Recently, a colleague shared with me a quote she saw etched on a statue in Washington D.C. It said, “Work is love made visible.” As I contemplated this month’s blog, I was inspired by this quote and how the work we do for vision health truly is a manifestation of our love for the world and for a greater cause. Each of us finds inspiration in the change that healthy vision brings to the world, one sight correction at a time.
At the American Optometric Association Optometry’s Meeting last month, each of the doctors recognized for their work in the eye care field was also celebrated for the ways he or she is giving back to the world – for their labors of love. One such doctor, Reena Patel, OD, was awarded the Dr. W. David Sullens, Jr. InfantSEE Award, and is also a known advocate for pediatric vision in her community and across her state of California. Her labor of love is not only commendable, but reflects a critical cause today in the United States, as the country finds itself at a crossroads with its healthcare system, particularly as it relates to services like eye exams.
The future of the Essential Health Benefits, a set of 10 categories of services health insurance plans must cover under the current Affordable Care Act, including vision care for children, is still to be determined as the government works to redefine the existing healthcare system. While we remain hopeful that these essential health benefits will continue, Prevent Blindness and more than 100 organizations, including the Vision Impact Institute, are diligently advocating that children’s vision coverage be maintained in any new healthcare legislation.
If these benefits are removed from the national agenda, it will be incumbent upon individual states to ensure that children have affordable access to eye screenings and comprehensive eye exams. Currently only two states in the United States require eye exams for children entering kindergarten, while other states don’t even require a school screening. In light of the potential national changes, all states must prepare to stand in the gap for their children, their future.
Today, vision impairments and eye disorders are the third leading chronic condition among U.S. children, and costs for direct medical care, vision aids, devices, and caregivers amount to $10 billion per year. Our country can’t afford to make this decision lightly.
Vision impairments aren’t just impacting school-age children, though. The medical journal JAMA Ophthalmology published findings that 174,000 preschoolers in the United States struggle to see due to untreated vision problems, and the report expects this number will increase by 26 percent by 2060.
Kids See: Success, a program advocating for early intervention for children’s vision, is currently working with the state of New Jersey to establish a new “gold standard” as defined in a 2016 report by the National Academies of Sciences, Engineering and Medicine: children need to receive a comprehensive eye exam prior to entering kindergarten.
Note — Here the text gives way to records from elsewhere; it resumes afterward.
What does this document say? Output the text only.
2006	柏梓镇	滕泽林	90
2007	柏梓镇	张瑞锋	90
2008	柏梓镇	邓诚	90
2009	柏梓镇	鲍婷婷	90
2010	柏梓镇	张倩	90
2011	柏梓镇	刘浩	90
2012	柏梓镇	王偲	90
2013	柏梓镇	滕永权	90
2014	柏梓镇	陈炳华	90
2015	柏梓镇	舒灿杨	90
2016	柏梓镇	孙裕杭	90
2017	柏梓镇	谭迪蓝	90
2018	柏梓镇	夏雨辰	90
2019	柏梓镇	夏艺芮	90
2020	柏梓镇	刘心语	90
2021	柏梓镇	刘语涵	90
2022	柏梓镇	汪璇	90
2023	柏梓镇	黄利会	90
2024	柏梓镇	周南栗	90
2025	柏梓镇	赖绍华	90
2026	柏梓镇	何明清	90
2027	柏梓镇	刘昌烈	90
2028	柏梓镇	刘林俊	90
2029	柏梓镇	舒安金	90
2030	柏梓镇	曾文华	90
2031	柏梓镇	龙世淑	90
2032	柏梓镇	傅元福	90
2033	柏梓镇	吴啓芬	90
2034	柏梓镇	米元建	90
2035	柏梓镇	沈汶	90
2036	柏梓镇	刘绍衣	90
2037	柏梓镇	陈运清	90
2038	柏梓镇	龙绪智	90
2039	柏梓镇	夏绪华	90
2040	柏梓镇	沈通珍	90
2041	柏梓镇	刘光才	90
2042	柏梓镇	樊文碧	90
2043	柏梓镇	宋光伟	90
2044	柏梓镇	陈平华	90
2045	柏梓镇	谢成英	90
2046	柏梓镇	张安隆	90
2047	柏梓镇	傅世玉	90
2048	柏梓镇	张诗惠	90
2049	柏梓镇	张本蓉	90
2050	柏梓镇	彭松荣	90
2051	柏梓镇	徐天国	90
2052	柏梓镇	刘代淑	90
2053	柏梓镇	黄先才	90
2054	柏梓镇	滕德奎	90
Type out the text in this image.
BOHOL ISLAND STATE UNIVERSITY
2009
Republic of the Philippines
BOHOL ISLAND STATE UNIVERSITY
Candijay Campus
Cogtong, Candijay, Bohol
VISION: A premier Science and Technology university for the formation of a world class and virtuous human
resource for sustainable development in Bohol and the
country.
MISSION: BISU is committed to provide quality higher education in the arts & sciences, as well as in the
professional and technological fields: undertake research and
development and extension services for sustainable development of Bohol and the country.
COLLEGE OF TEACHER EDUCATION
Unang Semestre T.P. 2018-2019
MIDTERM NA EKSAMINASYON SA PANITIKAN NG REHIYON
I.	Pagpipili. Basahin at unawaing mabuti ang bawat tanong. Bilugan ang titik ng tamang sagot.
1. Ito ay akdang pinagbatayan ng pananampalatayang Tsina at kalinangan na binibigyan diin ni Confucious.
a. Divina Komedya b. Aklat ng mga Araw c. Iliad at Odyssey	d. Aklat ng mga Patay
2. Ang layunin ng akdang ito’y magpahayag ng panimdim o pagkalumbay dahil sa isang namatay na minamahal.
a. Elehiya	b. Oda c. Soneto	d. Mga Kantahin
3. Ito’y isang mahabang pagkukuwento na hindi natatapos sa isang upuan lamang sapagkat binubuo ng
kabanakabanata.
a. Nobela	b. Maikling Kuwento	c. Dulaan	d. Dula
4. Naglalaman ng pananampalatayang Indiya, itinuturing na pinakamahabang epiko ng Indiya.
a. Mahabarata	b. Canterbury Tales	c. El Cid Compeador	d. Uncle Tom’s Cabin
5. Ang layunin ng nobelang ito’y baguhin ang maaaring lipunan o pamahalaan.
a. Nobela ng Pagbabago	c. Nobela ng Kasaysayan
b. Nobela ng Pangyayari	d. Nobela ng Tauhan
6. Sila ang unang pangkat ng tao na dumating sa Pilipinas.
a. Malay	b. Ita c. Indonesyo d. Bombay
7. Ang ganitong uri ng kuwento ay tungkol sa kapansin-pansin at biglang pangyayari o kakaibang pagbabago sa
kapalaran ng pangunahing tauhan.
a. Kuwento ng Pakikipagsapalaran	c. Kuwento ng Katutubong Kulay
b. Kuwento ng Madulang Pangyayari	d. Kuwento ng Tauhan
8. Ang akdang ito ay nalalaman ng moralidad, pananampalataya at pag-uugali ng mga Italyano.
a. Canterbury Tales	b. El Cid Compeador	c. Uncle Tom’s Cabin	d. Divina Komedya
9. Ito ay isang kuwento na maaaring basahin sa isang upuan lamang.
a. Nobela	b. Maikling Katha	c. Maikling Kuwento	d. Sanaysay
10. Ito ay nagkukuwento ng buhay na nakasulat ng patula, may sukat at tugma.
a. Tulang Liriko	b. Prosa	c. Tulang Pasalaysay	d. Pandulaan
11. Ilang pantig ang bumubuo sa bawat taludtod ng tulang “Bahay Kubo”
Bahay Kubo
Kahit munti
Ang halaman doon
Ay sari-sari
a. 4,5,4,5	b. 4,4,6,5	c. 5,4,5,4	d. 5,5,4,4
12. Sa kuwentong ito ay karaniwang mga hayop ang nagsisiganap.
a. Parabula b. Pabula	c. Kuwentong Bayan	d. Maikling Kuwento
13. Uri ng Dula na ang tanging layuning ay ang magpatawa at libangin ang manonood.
This gold standard would ensure each and every kindergartner in the state would start their academic career on a level playing field. Programs like this and many others rely on a strong national healthcare agenda with an equally stable children’s vision benefit.
It’s up to us to ensure that all governments around the world understand the benefits of prioritizing vision health for their populations today and tomorrow. Ensuring the world’s children can see clearly today has tremendous long-term implications for the socio-economic strength of a country over time. If we work together, our individual labors of love will soon create a movement – a movement for change and an investment in the future. Let’s continue Giving Vision a Voice!